The volatility of theatrical politics and its impact on larger public conversations came to the fore in 2017 as never before.
This was particularly the case after the allegations of sexual abuse and harassment that surfaced in the entertainment world, first with Harvey Weinstein and then Kevin Spacey. The latter’s decade-long tenure at the helm of London’s Old Vic earned him an honorary knighthood in 2015 for services to British theatre and international culture.
Weinstein, meanwhile, launched his first major Broadway show, Finding Neverland, at Leicester’s Curve in 2012 (though he entirely overhauled the show, sacking its entire original creative team, including its writers, before he then took it on to New York).
It is no wonder then that Vicky Featherstone’s active engagement with these issues has seen her rise to the top of The Stage 100 list (of which I was one of the judges) after seizing the initiative for a public discussion to take place at London’s Royal Court.
The Court itself was not immune to historic charges of abuse that were revealed when former artistic director Max Stafford-Clark emerged as one of the first directors to be accused of sexually harassing behaviour that led him to be ousted from Out of Joint, the company he had himself founded after leaving the Court.
But, as this publication’s reviews editor Natasha Tripney commented: “2017 was a pretty dispiriting year all round, but it was a particularly dismaying one for women. But the Royal Court’s Vicky Featherstone has seemed intent on using it as an opportunity to create lasting change.”
Actually, it was a dismaying one for men, too, as Spacey’s serial accusers at the Old Vic and elsewhere will attest. Victims of abuse are not just women.
But if this is a conversation that is long overdue, so is the rise at last of Kwame Kwei-Armah to become the first black Briton to feature in the top 20 of The Stage 100 in its 22-year history. He has entered the list at number 20; I’m sure his position will rise as his first season takes shape (his predecessor David Lan was listed at number eight last year, and is at 12th position this year).
In 2005, I interviewed the actor-turned-director Clint Dyer about the musical The Big Life that transferred from Theatre Royal Stratford East to the West End. He was the first black British director to direct a musical in the West End. As he told me ruefully: “The wonderful thing about being black in this country is that you have an amazing opportunity to be the first at a lot of things.”
Kwei-Armah had, earlier in that same year, become the first British-born, black writer to have a play open in the commercial West End when his play Elmina’s Kitchen transferred from the National to the Garrick.
Elsewhere on the list there’s quite a lot of jockeying for position. Sonia Friedman slips down a couple of places after topping the list last year, with second place going to Cameron Mackintosh, whose position as the eminence grise of the West End is confirmed by his spectacular refurbishment of the Victoria Palace Theatre and his role in helping to transfer Hamilton there from Broadway.
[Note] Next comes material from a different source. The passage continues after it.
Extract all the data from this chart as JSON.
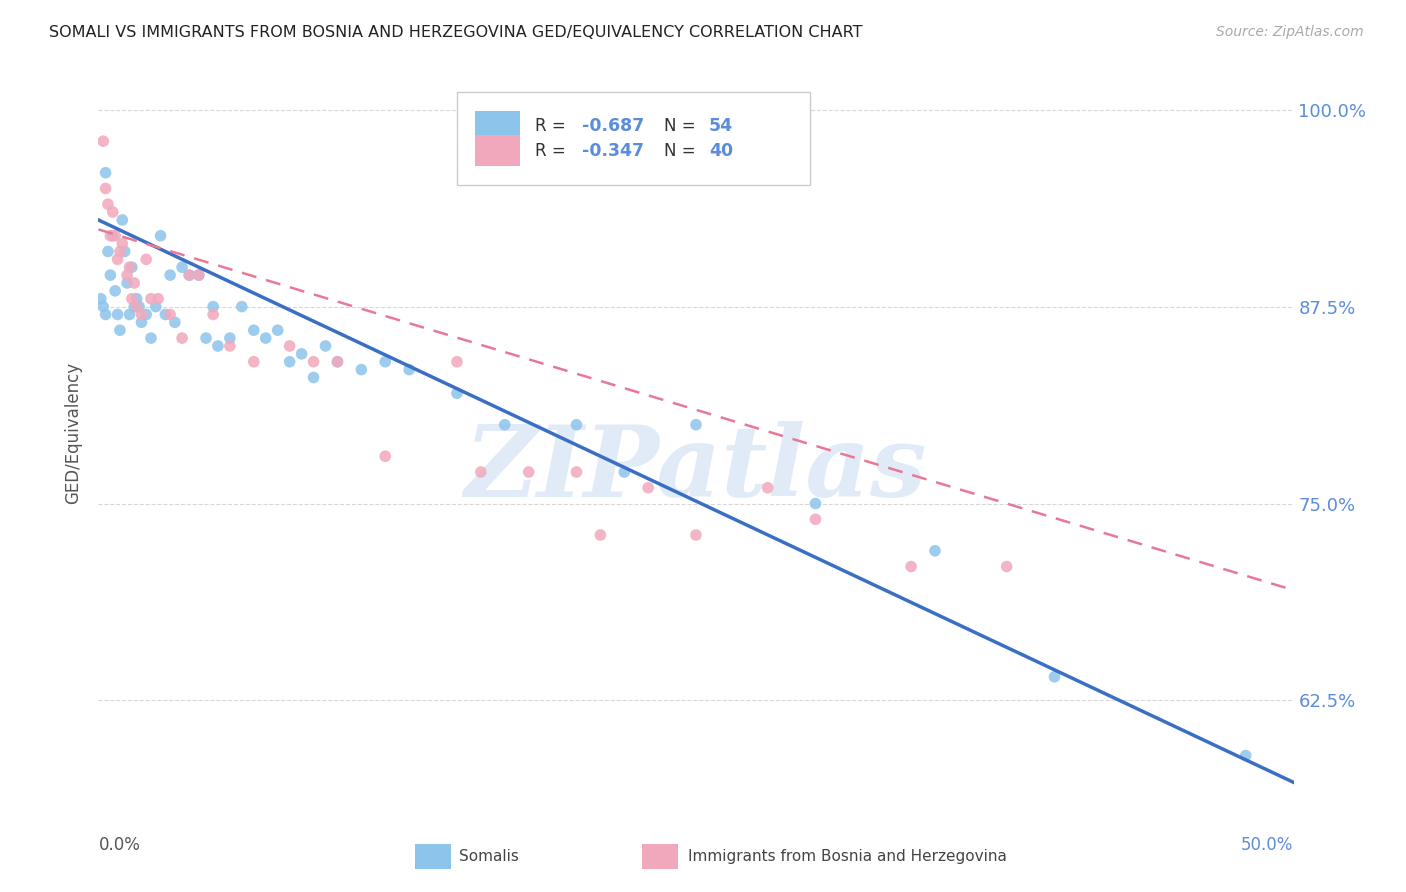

Hamilton’s creator Lin-Manuel Miranda also makes it into the list, at number nine.
James Graham makes the most meteoric rise, up from 76th to 10th, after finding himself represented by two plays side-by-side on St Martin’s Lane last year with Ink and Labour of Love, and a third earlier in the year – This House. He is also set to reappear at the Coward Theatre this year when Chichester’s Quiz transfers there.
Nicks Hytner and Starr, who last year were listed at 59th position, shot back up the list to re-enter the top 10 at number seven, after the opening of their Bridge Theatre in October.
But The Stage list is also interesting for revealing the emergence of future movers and shakers such as the Yard’s Jay Miller, who enters the list at 100, or Joseph Houston and William Whelton, whose founding of the Hope Mill Theatre in Manchester sees them share 99th position with producer Katy Lipson, as well as 29-year-old producer Jamie Wilson, who enters the list at 92nd.